ROCHESTER, Minn. – Emersyn Brown was never worried about her hair.
“Who cares? It will grow back,” Brown, 10, told her mother, Kelly Patterson, when the effects of cancer began to kick in.
Brown, a fifth-grader at West Fork, has been at Mayo Clinic since March 2.
She wasn’t feeling well for around two weeks. Maybe it was the flu, which so many in the area dealt with this winter, the family thought. Soon, they learned it was something more.
On March 3, she was diagnosed with B cell acute leukemia.
The news hit family and friends “like a punch in the gut.”
“It was surreal. This is really happening to us?” Patterson said.
Through the most difficult days, the family of Emersyn Brown has been taken aback by the outpouring of support they’ve received from their communities.
A GOFUNDME ACCOUNT HAS BEEN SET UP FOR EMERSYN BROWN.
The most recent gesture came from one of Brown’s friends, who decided to shave her head during a weekend trip to Mayo Clinic.
Eastyn Petersen’s idea was simple, and it allowed Emersyn to be the barber.
“She just wanted to feel that connection,” Patterson said. “Even the doctors, they were doing rounds. And we had a garbage bag to put the hair in. They just laughed and said, ‘that’s a good friend.’”
It’s those moments that bring a smile to those closest to Brown.
Emersyn’s parents, Kelly and Carter Patterson and Tim and Karen Brown, credit the Ronald McDonald House for “its incredible resources.”

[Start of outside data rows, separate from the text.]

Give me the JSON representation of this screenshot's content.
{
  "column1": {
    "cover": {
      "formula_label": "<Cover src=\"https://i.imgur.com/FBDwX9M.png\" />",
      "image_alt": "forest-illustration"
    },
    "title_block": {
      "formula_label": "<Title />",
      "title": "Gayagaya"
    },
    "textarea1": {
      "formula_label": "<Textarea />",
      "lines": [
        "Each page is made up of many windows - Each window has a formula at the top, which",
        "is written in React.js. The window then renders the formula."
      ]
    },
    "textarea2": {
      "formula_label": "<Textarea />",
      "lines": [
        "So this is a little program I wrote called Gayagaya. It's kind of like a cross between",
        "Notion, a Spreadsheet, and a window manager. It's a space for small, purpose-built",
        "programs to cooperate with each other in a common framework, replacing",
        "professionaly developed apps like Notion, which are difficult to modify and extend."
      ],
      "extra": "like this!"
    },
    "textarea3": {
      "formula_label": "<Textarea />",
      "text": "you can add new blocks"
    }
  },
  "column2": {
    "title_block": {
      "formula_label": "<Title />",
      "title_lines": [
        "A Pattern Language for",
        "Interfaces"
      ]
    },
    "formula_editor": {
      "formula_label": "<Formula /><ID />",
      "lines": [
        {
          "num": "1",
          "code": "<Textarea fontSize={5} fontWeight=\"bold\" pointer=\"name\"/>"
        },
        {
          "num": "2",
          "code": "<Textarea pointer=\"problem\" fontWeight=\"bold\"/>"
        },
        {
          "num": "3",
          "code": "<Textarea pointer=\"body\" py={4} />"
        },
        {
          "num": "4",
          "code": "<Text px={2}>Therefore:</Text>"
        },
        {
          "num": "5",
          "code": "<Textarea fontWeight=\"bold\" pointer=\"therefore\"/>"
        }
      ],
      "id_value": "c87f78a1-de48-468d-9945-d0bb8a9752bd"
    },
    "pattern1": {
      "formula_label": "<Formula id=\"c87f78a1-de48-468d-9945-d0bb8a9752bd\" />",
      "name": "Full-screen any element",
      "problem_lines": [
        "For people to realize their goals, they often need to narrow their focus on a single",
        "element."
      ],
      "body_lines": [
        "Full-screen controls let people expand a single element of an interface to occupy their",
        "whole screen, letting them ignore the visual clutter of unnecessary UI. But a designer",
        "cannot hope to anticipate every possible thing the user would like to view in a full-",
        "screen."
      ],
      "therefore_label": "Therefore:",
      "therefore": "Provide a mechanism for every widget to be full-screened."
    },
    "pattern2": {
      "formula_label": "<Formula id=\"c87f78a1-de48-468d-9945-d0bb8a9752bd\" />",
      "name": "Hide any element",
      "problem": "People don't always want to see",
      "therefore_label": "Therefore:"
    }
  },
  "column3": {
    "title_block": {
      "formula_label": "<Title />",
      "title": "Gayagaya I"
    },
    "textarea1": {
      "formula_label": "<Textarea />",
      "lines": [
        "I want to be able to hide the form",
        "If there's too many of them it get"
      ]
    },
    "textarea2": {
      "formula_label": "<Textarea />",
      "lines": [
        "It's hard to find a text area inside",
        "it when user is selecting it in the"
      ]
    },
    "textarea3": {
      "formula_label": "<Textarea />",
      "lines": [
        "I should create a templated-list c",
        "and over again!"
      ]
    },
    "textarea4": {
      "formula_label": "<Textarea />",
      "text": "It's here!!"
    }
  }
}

“Keep collecting pop tabs,” Patterson said.
The communities of St. Ansgar and West Fork, where her parents live, have offered support in a number of ways, including students wearing orange to show their support and using the hashtag #emersynstrong.
A benefit for Emersyn will be held April 7 in Rockwell, and her family said the support from around the area has been vital during their most difficult times.
“People just want to help. It really shows that people are good and want to help,” Kelly Patterson said.
On Friday, Emersyn took matters into her own hands regarding her hair. She was losing it and it was spotty, so she decided she was going to cut it herself.
“She’s been sassy from Day 1,” her mother said with a laugh.
There are moments when the family can smile, like when her friend decided to shave her head or when Emersyn thought it was time to cut her own hair.
But there are difficult days. Many of them, in fact.
However, one thing remains: The 10-year-old girl continues to inspire many.
“It was more of the reality that cancer is really here. But she said, ‘Mom, I don’t care,’” Patterson said. “I look at her and I’m so proud.”